# Resetting a tile with silicone



## Mike Finley (Apr 28, 2004)

Have you ever reset a tile with silicone instead of mixing up thinset?

I have done this once on a tile floor a while ago. It was a tile in the corner of the room, along the toilet, up against the edge of the floor where it meets the wall, I had set the tile in place as a guide for another row of tiles and somehow never taken it back up to thinkset it, I didn't discover it til the next morning when I was going to grout and it moved. In a moment of laziness with a bag of thinset 1 story down and having to be mixed, cleaned up and dealt with, the tub of grout drying out, and the silicone caulk gun laying 2 feet away I siliconed it and stuck it in place and continued to grout.


----------



## Bud Cline (Feb 12, 2006)

If it were in a traffic area or under the footprint of the stool it could prove to be a problem because the silicone may have the ability to flex. In an out-of-the-way location where it will never be stepped on I suppose it will never be an issue.

I have done that same thing a number of times over the years but don't ever remember using anything but thinset. Every time I do it I kick my butt for being so damned dumb.

For me, I usually do it in a doorway where I lay-down a dry tile to get a measurement and then walk off and forget about it. It sure is a surprise the next day when that tile moves or clicks just when I have the grout mixed and am ready to grout.

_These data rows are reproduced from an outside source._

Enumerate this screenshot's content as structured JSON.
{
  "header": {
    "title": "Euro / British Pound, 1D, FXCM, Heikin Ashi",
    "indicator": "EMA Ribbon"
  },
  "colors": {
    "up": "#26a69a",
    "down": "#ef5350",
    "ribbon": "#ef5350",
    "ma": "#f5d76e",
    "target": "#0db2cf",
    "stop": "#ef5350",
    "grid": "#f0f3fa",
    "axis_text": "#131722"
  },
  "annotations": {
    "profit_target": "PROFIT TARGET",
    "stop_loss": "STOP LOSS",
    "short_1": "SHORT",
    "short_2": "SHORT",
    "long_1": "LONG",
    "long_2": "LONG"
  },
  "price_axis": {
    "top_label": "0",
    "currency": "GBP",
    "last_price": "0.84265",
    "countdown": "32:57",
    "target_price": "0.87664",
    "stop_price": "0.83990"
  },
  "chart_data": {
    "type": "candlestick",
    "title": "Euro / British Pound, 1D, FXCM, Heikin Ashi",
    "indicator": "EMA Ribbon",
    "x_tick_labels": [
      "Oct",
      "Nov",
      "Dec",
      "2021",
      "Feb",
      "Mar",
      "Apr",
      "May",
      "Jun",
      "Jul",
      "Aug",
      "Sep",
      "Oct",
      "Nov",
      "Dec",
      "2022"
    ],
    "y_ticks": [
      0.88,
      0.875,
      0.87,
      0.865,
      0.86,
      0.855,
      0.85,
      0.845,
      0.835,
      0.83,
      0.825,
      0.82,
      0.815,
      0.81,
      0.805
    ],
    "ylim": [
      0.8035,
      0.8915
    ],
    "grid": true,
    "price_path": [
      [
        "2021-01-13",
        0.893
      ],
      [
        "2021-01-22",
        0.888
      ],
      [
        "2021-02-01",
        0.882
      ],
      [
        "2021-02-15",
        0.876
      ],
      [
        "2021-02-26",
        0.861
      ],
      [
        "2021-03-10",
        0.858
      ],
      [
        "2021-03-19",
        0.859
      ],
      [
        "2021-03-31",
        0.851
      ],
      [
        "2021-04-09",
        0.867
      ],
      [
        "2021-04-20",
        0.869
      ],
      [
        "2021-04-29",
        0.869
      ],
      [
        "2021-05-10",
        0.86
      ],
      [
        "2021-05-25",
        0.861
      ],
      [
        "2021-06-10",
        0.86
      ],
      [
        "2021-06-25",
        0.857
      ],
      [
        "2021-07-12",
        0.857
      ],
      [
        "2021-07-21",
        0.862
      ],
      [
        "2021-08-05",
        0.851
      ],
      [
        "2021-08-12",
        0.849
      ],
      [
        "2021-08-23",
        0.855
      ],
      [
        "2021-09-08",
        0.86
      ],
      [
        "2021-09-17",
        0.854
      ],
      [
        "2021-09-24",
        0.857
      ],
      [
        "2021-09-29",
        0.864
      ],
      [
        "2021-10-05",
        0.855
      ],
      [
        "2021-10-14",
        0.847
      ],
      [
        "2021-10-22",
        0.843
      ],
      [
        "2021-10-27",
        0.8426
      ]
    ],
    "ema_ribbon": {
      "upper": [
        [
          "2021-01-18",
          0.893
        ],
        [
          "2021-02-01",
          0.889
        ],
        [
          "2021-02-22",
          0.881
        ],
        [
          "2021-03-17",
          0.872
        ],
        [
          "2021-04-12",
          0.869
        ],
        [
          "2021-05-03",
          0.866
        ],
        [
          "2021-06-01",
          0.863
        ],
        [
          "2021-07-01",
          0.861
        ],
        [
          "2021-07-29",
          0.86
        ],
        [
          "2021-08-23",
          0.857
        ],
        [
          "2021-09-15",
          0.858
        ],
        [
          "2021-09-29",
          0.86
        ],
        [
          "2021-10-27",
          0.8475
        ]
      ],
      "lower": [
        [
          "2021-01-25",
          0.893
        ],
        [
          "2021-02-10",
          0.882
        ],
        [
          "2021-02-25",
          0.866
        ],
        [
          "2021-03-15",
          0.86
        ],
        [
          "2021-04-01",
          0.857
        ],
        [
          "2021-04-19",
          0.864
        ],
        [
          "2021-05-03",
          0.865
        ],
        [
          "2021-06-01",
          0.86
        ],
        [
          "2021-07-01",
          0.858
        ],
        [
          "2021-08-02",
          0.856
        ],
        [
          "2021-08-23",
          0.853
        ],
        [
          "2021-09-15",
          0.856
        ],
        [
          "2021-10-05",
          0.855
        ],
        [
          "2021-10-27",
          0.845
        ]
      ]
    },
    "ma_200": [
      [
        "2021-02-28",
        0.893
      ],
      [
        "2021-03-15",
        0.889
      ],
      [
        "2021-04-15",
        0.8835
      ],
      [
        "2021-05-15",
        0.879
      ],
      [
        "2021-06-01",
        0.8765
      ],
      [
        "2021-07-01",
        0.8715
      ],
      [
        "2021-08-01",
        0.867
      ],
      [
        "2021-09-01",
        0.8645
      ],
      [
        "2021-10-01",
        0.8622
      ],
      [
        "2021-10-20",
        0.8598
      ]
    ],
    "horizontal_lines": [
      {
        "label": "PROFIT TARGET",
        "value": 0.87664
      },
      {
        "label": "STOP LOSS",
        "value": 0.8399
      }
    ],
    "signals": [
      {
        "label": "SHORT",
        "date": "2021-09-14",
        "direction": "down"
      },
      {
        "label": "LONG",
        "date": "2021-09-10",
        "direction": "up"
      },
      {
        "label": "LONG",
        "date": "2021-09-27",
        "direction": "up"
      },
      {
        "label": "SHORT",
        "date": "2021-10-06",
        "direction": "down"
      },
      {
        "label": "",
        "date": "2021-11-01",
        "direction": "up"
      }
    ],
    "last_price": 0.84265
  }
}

This is another reason I always have speed-set on my truck.


----------



## Eric K (Nov 24, 2005)

I have done that using liquid nails. Been bout 2 yrs now and no call back.


----------



## reveivl (May 29, 2005)

I had a retile job in a walk-in cooler that couldn't be turned off. Tested a bunch of different products at home in the bar fridge to see what would set up under those conditions. The stuff that worked best was liquid nails. I had said that there would be no guarantees if they wouldn't warm up the area but the tiles are still down over four years (I think) later.


----------